Can works like “Don’t Look Up” get us out of our heads?


Next month, Hulu will premiere the “Pam & Tommy” miniseries, a fictionalized account of the release of Pamela Anderson and Tommy Lee’s personal sex tape, which was stolen from their home in 1995 and sold on what was then called the “wide web world.” The show presents the tape as helping the web become more mainstream by appealing to basic human compulsions – an on-ramp to what lies ahead.

The pandemic has sent us further down this rabbit hole in search of distraction, information, connection, while trying to shake off this sense of impending doom.

At one point in “Inside,” while curled up in a fetal position on the floor under a blanket surrounded by a jumble of ropes — a picture worthy of a pandemic-era time capsule — Burnham, eyes closed, ruminates on the mess we’re in.

I don’t know about you guys, but, you know, I’ve been thinking lately that, you know, maybe allowing the digital media giants to exploit our kids’ neurochemical drama for profit – you know, maybe it was a bad thing to call by us.

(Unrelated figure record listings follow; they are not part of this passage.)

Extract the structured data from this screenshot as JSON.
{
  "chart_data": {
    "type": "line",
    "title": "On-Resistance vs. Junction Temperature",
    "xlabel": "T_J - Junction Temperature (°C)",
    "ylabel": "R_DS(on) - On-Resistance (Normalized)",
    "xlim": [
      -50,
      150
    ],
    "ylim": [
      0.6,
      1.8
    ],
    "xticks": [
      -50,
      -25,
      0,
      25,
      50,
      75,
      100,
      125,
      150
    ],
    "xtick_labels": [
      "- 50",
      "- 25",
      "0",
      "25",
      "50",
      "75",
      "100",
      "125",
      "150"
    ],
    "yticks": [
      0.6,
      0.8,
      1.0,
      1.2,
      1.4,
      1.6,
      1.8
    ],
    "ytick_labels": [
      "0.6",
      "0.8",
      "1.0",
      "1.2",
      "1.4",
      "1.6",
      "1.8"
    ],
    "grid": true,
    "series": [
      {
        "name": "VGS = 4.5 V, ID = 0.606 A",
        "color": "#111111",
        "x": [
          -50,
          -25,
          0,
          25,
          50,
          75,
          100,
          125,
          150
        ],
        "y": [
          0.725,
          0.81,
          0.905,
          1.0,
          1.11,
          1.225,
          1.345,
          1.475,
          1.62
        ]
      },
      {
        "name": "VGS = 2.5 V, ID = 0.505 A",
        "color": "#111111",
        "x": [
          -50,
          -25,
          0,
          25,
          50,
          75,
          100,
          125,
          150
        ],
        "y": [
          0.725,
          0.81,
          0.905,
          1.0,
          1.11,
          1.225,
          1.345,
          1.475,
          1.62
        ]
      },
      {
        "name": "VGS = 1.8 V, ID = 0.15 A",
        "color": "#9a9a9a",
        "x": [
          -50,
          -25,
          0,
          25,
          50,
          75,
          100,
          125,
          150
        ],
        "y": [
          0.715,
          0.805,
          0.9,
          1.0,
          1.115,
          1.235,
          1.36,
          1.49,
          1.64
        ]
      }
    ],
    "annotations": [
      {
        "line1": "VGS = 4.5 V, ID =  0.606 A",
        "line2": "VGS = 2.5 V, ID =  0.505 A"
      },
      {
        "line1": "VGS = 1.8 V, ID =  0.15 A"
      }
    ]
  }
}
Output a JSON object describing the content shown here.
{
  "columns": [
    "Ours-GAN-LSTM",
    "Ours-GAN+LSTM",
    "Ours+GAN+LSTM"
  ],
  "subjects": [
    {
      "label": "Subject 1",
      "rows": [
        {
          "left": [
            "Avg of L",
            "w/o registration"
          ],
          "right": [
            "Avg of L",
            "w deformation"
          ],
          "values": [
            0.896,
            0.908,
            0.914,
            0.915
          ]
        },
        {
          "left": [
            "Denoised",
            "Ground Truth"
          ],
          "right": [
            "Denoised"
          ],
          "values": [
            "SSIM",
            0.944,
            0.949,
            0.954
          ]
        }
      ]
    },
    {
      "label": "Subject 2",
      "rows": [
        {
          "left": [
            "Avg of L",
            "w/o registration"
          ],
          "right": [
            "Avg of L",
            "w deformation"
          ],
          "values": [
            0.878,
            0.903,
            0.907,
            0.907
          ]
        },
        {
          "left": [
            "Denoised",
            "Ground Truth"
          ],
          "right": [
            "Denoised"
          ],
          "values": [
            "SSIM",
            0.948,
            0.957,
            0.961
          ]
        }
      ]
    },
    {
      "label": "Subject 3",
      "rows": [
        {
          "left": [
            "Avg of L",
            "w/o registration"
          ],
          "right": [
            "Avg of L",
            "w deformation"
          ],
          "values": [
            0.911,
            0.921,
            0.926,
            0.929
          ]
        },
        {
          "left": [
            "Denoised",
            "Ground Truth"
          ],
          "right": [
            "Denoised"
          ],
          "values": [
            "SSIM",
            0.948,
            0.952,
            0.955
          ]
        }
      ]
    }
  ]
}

Perhaps the flattening of all subjective human experience into a lifeless exchange of value that benefits no one except, you know, a handful of bug-eyed salamanders in Silicon Valley – maybe it’s a way of life forever, maybe it’s not good.

In “Don’t Look Up”, the main “bug-eyed salamander”, a Steve Jobs-like character and the third richest man on the planet, is almost entirely responsible for the comet’s collision with Earth. ; his 11-hour attempt to probe the rock for trillions of dollars in materials fails. In the end, he and a handful of at escape on a spaceship, leaving the remaining billions of destitute pass away.

Juxtaposed with Jeff Bezos, one of Earth’s richest men, launching into space on his own rocket last year — a journey amid pandemic devastation (and a run on the cultural radar) — is beyond parody…almost.

Near the end of “Don’t Look Up,” Leonardo DiCaprio’s character, a clumsy astronomer turned media darling, delivers a moving monologue. Staring at the camera, he implores, “What have we done to each other? How can we fix this?” Funny. We were just wondering the same thing.